Post by: wkb on February 21, 2012, 06:52:28 pm
Thanks for the reply's, delay matching is what I had surmised. it would be very difficult to measure the lengths of the tracks to compare them and as some just wiggle up and down and others circle around and come back on themselves and others are connected with via's it is hard to make a visual comparison but I would hazard a guess that some of them are, It is something that I have not noticed on other boards, But the my eyes had not been opened in the same way by Dave's video's at the time. I will have to pull some more computer boards and have a look.

You wil find it is a very common technique.  Also on things like DIMMs, videocards etc.
Title: Re: Track lengths made long on purpose.
Post by: tesla500 on February 21, 2012, 08:39:55 pm
I had to do length matching on a recent design. With the tools built into good PCB packages, it's easy and relatively quick to do the matching. Most of the time is spent arranging traces to allow space for the added accordion traces.

Here's a time lapse of the layout. Length matching starts at 1:06:25.
Extreme PCB layout - DDR3 Interface (https://www.youtube.com/watch?v=41r3kKm_FME#ws)
Title: Re: Track lengths made long on purpose.
Post by: G7PSK on February 21, 2012, 08:52:26 pm
38 hours, Full week for the DDR3 how long for the whole board?
Title: Re: Track lengths made long on purpose.
Post by: tesla500 on February 21, 2012, 09:48:17 pm
38 hours, Full week for the DDR3 how long for the whole board?

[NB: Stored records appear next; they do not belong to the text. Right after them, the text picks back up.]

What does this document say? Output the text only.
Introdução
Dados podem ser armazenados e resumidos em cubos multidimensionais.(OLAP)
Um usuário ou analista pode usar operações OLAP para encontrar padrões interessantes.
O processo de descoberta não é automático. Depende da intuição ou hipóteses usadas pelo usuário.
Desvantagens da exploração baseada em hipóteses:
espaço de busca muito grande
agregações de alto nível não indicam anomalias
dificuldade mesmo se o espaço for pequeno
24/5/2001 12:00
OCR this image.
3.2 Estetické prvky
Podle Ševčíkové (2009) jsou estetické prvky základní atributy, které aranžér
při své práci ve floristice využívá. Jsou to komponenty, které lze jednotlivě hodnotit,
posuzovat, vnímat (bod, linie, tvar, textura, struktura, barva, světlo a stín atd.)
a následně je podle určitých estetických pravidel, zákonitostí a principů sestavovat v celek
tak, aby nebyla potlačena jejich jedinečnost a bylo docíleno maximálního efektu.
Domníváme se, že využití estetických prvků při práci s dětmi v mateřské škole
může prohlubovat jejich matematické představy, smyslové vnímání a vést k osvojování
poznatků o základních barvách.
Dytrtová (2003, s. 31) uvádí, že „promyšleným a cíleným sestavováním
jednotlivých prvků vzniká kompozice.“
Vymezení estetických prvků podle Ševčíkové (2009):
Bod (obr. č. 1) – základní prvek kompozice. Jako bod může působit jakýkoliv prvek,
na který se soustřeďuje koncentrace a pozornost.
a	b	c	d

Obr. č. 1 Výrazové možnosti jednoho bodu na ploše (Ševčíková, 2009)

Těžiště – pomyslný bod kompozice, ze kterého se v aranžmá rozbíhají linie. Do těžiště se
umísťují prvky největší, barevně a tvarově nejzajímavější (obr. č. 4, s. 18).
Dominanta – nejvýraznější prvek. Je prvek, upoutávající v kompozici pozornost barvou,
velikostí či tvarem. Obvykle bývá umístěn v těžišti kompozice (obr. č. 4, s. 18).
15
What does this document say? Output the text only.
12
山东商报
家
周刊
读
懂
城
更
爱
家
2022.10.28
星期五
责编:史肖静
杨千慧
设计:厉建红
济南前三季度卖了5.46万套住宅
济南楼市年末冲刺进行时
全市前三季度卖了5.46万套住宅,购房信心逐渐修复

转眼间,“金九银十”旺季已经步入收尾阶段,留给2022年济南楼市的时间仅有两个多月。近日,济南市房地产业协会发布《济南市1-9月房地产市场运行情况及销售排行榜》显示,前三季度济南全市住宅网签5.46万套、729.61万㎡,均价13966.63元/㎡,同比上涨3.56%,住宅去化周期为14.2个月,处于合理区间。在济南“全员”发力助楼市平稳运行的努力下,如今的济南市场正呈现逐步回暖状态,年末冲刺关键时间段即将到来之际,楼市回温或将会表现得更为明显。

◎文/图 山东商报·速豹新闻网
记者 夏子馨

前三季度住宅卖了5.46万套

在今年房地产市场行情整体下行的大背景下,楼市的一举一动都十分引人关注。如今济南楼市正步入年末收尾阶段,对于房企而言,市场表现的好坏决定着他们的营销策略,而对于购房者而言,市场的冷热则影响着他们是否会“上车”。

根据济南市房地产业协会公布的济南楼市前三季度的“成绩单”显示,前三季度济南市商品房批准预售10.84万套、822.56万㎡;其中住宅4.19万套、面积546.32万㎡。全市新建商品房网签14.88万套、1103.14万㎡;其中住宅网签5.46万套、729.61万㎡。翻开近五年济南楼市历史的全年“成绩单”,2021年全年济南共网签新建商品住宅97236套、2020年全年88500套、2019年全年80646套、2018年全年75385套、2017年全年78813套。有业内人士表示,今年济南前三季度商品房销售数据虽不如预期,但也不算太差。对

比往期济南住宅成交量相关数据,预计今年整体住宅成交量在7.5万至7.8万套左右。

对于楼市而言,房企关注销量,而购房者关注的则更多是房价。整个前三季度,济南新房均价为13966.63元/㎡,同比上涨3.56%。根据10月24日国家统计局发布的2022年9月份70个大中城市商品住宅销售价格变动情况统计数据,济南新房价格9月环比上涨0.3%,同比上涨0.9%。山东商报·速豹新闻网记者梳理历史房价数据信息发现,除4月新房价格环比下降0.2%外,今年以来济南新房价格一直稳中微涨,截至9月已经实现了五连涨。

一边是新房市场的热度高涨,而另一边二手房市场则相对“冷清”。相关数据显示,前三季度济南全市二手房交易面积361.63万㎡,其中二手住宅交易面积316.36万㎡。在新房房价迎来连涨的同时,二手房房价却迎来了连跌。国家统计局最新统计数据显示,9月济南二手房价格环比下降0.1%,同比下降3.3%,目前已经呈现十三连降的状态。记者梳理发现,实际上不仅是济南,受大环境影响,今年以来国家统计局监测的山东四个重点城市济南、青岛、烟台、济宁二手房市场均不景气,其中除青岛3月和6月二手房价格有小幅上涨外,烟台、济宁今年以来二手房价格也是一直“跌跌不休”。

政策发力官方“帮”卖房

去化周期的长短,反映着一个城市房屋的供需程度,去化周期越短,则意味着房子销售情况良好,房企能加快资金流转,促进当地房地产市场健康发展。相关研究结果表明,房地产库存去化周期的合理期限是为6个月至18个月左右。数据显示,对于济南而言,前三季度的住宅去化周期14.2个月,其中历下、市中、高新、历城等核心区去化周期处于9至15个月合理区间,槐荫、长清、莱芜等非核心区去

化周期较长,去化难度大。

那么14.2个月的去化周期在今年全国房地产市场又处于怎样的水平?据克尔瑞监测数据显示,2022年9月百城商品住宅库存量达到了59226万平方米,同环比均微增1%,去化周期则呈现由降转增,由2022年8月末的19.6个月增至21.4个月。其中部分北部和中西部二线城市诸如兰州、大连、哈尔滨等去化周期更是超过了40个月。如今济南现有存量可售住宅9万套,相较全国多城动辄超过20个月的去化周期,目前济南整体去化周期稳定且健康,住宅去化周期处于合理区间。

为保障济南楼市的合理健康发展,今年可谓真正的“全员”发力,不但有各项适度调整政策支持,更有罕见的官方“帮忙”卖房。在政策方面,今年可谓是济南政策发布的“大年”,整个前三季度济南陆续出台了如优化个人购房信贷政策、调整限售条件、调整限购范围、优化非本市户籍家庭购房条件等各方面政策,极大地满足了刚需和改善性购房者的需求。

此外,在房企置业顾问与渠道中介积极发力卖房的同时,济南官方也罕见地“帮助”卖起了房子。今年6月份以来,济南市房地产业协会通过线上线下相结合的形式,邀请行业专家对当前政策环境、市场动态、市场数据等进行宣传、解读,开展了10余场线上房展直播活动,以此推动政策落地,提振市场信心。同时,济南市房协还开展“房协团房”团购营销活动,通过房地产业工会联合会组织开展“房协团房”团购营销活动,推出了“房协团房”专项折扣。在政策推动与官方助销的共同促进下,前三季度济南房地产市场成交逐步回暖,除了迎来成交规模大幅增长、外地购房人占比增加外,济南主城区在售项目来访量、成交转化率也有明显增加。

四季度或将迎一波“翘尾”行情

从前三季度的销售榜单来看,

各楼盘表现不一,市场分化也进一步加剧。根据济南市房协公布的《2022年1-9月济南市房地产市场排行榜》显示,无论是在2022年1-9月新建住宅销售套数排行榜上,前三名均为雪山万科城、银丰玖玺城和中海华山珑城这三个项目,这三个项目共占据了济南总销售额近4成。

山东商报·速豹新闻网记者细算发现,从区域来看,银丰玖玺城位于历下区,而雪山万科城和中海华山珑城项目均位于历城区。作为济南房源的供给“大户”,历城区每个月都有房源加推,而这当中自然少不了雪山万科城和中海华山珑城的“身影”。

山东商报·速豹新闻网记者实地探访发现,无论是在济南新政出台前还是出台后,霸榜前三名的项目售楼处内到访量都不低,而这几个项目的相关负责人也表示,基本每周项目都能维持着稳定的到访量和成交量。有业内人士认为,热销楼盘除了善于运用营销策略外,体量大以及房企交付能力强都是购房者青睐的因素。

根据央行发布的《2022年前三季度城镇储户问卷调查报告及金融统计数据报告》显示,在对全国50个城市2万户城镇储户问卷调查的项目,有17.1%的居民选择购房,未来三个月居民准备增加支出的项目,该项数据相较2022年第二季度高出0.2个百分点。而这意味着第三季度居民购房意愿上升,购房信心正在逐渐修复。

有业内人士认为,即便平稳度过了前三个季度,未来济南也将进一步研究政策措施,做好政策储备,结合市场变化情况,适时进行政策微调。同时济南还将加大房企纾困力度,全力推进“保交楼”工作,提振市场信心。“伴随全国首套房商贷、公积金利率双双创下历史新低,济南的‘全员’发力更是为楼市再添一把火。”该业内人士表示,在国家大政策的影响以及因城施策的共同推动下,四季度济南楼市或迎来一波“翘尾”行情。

I started layout in mid December, and the board was pretty much done by the end of January. The whole board took around 100 hours.

Keep in mind that that 38 hours was 100% productive time, which you never achieve in the real world. I paused recording for breaks, schematic edits and other unproductive time.
Title: Re: Track lengths made long on purpose.
Post by: metalphreak on February 22, 2012, 03:57:16 pm
They are sometimes called Serpentine traces. The new Eagle v6 has support for them on differential pair signals.